# Rubberband Gatling gun



## WoodHog (Sep 24, 2008)

I'm having a hard time finding the plans for the Gatling gun. It has 12 barrels and holds and shoots 144 rubberbands, as fast as you can crank it. Cand any one out there in woodworking world help find these plans.
Thanks


----------



## RvK (Nov 22, 2009)

so at first I said "rubberband gatling gun? meh. whats the point?" 
and then a search on youtube came up with….






first i was like 
then i was like 

I found a few sites with plans for some other ones..

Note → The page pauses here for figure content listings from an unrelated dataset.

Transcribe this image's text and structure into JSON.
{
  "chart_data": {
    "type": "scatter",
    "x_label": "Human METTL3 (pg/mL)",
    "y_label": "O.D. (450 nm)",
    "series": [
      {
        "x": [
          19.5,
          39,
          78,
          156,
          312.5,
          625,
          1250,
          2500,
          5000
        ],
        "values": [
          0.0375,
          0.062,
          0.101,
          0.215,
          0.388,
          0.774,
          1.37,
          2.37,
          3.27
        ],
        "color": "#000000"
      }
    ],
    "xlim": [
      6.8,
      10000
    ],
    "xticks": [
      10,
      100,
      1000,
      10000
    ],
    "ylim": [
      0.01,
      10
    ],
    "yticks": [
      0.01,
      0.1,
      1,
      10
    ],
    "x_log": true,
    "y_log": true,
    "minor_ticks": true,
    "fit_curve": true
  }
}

http://barkingunicorn.wordpress.com/2009/08/20/rubber-band-machine-gun-plans/
http://www.backyardartillery.com/rbguns


----------



## TopamaxSurvivor (May 2, 2008)

I haved looked a little. I found lots of rubber band guns, but very few plans. Mostly sites wanting to sell the finished product. If you watch a little of the video action, you should be able to see how they work.


----------



## RvK (Nov 22, 2009)

yea, there were a couple "how to" videos on youtube as well, and more on the Disintegrator's home site (link in the video). Someday, amma make me one o' those bad boys…someday….


----------



## a1Jim (Aug 9, 2008)

that's wild


----------



## TopamaxSurvivor (May 2, 2008)

I was tinnking about making some for my grandkids, but at Christmas they had machine guns that shot rubber balls. They shoot and load a lot quicker than the rubber band models. Hard to keep up with the latest battery operated toys ) I was going to make a rocking horse, but my son said they didn't play with the riding toys they already had, so it probaply wasn't worth the effort.


----------



## Padre (Nov 5, 2008)

Wow, that is something!


----------